I would write a movie where the Avengers become the Creators or the Healers or the Magicians – a new Science Fiction story. Beings going around deescalating and dissolving hatred, fear and misunderstanding. The general belief is that no one would purchase tickets to that movie. Imagine a life of continuous disturbances revealed, examined and dissolved. (Oh yeah, that is what recovery and coaching offer me right now, though in my fantasy it is much, much easier and quicker.) I would buy a ticket to that movie. I would want my future grandchildren to see it.
Solving the problems of the world on a big screen with magical methods seems so much more valuable than simply owning my own hatred, fear and misunderstanding. My own fear and self-hatred that I experienced growing up turned in on myself.

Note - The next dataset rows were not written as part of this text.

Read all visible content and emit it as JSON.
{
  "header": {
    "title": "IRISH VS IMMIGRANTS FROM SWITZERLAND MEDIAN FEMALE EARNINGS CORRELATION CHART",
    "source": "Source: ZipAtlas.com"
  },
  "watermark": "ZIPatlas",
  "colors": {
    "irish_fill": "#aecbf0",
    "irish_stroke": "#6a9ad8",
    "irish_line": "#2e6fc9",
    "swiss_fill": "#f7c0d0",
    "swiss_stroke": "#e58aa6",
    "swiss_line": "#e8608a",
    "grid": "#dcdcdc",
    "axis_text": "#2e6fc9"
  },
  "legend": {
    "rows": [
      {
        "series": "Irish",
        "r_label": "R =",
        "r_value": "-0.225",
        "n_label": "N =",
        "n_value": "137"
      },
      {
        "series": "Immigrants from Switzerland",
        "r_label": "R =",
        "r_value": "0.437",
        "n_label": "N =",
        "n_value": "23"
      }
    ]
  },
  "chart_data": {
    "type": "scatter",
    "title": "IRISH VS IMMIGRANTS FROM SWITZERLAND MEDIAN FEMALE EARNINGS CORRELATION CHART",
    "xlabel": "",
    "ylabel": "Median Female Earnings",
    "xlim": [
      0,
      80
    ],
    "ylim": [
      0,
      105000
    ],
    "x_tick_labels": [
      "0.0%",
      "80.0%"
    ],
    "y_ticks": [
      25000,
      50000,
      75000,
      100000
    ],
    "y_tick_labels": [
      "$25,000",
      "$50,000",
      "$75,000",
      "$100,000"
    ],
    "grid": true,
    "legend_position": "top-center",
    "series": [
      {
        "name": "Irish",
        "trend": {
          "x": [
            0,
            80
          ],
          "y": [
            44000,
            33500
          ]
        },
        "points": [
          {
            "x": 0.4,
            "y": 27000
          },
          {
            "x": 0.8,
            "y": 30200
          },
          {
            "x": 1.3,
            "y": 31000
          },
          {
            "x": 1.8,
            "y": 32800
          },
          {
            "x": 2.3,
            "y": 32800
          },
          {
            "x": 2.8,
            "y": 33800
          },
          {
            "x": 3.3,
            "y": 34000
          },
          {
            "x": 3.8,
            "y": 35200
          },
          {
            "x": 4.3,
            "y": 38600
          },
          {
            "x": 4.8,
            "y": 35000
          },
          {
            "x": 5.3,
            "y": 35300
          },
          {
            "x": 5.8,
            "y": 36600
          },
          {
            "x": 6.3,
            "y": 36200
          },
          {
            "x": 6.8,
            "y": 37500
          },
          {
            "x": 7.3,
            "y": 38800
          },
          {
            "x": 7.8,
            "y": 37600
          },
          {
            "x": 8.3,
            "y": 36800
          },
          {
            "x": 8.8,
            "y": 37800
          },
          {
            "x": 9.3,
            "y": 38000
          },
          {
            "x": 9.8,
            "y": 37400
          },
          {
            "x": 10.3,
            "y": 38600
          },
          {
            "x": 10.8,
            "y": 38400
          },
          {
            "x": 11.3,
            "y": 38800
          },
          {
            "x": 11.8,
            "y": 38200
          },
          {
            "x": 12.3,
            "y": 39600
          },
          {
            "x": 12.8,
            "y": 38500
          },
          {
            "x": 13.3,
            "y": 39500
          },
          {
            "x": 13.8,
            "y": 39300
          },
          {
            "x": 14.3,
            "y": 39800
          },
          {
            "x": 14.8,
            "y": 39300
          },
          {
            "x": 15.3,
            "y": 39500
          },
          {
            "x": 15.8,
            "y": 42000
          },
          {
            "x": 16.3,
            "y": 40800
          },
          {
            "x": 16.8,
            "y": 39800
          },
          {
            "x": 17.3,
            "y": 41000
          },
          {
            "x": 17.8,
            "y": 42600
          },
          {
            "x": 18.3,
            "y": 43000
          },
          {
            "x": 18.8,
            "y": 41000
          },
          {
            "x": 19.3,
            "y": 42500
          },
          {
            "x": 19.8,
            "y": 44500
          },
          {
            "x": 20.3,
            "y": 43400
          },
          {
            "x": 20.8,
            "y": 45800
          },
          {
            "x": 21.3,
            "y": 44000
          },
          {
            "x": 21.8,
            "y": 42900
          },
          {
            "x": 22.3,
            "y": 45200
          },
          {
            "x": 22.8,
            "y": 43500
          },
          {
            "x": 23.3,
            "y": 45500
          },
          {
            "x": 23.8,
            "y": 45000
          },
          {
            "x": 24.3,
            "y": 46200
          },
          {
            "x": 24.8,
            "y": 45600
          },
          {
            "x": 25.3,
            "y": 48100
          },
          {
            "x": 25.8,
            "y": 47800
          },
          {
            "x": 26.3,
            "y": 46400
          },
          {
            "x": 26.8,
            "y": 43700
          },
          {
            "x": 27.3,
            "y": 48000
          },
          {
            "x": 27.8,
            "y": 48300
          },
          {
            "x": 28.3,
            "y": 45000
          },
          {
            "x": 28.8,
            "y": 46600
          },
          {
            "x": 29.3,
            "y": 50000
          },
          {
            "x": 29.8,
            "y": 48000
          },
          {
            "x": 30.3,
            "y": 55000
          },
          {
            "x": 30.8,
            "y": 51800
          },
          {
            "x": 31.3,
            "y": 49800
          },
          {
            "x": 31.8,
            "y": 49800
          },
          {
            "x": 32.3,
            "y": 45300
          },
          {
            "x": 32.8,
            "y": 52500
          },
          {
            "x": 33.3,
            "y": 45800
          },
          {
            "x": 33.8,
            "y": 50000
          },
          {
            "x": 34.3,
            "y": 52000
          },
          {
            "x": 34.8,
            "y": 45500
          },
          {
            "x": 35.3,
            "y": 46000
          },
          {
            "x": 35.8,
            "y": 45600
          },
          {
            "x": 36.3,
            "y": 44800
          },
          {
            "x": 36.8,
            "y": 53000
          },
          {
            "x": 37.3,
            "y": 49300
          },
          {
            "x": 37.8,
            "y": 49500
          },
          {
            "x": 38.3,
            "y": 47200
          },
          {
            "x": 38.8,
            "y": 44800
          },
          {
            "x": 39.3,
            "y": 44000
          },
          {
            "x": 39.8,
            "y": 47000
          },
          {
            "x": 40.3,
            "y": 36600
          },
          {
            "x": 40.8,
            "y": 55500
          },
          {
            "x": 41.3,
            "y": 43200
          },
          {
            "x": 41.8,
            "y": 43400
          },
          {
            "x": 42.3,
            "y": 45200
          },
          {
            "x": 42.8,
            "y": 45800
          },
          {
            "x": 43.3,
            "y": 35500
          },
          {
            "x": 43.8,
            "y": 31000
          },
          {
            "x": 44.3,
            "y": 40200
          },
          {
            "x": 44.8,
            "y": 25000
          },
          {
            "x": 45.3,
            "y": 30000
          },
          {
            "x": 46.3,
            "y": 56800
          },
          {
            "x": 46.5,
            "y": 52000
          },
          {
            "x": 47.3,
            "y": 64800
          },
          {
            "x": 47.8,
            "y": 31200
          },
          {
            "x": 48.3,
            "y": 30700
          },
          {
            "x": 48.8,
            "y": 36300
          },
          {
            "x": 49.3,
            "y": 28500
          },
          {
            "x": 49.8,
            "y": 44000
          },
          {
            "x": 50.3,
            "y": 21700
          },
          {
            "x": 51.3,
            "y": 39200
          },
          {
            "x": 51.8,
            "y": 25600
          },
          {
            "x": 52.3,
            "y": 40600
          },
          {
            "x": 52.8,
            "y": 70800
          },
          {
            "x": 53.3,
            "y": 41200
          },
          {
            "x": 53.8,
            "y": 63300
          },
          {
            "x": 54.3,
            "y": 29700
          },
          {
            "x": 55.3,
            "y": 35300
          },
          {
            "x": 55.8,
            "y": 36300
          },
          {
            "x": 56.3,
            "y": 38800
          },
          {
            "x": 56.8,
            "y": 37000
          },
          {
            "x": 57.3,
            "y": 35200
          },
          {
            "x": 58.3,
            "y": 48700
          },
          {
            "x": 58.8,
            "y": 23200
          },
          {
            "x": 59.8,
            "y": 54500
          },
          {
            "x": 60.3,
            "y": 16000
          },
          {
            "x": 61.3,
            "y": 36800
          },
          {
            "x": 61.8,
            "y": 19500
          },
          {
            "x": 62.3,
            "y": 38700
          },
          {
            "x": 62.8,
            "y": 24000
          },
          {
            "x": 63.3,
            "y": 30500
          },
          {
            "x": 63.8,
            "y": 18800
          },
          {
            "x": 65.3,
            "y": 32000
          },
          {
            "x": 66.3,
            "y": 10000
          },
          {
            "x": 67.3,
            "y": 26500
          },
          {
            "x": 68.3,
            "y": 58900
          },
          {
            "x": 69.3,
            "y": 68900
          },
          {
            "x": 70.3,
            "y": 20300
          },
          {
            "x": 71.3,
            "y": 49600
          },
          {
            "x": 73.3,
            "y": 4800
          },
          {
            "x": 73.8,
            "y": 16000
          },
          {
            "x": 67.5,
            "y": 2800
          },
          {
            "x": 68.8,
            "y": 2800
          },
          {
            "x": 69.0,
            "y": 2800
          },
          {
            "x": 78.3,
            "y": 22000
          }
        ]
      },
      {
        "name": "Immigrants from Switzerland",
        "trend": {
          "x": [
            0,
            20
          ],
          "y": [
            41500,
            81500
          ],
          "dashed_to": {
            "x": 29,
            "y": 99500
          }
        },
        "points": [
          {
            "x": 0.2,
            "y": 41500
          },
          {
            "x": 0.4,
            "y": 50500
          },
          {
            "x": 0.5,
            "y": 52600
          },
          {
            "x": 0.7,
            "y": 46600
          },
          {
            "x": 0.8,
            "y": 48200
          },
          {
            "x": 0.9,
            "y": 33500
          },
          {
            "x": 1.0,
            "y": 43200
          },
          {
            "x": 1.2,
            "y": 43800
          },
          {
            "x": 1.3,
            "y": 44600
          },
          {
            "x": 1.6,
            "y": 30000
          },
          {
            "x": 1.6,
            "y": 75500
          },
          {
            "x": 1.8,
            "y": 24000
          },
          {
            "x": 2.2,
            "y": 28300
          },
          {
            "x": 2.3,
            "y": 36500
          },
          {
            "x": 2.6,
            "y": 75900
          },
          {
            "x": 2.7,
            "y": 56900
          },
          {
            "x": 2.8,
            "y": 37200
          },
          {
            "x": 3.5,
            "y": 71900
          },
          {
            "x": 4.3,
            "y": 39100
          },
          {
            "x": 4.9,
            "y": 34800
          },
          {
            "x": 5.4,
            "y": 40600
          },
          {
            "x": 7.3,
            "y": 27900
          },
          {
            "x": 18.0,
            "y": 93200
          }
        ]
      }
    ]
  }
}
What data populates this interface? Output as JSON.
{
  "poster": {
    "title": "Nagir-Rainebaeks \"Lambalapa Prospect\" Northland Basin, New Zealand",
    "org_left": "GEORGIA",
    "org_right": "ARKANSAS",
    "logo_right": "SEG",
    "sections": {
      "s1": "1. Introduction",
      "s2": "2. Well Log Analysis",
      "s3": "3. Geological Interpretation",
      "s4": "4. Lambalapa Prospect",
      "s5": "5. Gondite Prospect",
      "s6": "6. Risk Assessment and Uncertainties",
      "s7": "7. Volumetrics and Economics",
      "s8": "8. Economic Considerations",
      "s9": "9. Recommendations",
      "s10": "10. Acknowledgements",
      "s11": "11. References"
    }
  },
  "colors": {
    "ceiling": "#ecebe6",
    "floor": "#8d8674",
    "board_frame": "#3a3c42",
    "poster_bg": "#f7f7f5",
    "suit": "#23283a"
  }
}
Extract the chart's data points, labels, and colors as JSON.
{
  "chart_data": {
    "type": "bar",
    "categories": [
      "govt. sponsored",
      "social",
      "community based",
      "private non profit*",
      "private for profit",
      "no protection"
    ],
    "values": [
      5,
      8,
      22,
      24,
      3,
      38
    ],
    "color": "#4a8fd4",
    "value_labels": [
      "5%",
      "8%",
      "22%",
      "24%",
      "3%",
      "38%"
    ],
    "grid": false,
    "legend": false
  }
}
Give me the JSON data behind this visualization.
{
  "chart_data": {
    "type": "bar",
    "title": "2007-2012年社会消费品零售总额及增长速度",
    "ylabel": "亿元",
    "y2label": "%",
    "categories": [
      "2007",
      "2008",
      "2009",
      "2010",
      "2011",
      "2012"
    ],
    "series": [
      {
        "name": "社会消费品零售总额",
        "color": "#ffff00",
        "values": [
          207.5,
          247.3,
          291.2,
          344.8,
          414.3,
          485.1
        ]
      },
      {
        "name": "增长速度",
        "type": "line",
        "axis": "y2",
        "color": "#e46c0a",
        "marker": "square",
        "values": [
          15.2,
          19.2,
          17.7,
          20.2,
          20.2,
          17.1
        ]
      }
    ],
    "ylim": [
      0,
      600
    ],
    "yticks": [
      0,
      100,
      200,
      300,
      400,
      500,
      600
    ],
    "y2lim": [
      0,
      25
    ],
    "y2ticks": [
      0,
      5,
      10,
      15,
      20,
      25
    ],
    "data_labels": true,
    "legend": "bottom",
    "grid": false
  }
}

It just doesn’t seem like my own healing from hatred, and fear would have such a big impact on the world. I can be a pain, for sure, but I am not sure I would qualify as a big hater. Great teachers, Buddha, Jesus, Mahatma Gandhi, Martin Luther King, Jr, Pema Chodron, and others – all teach to simply love and respect ourselves, being of service to others and being brave enough to stand up in the face of injustice will turn the world into a more loving place. Therefore, intellectually I try to grasp that doing my own inner work has value. Being of service has value. Being brave has value.
In this my last year, I would want to impress upon my friends how much of an impact they have had on my growth and development to self-love and care, how much of an impact they have made who have mothered me, fathered me, supported me, acknowledged me and loved me. Though the work I have to do is internal and alone, I love being part of the circles and communities of my extended and beloved families.
I would recapture the days and nights when I cared for 2-year old Ruby, Hannah and Barry, dancing through the house to Linda Ronstadt. Imagination was the essence of the day. Art & music, how easily I had forgotten them!
This year, I am committing to learning more about myself, continuing to coach myself and get coached to allow my inner disturbances to move through me. To untether my soul from fear. I am committed to spending more time with you all. To love you the best I can.
What about you? When you imagine your last year, what discoveries do you find?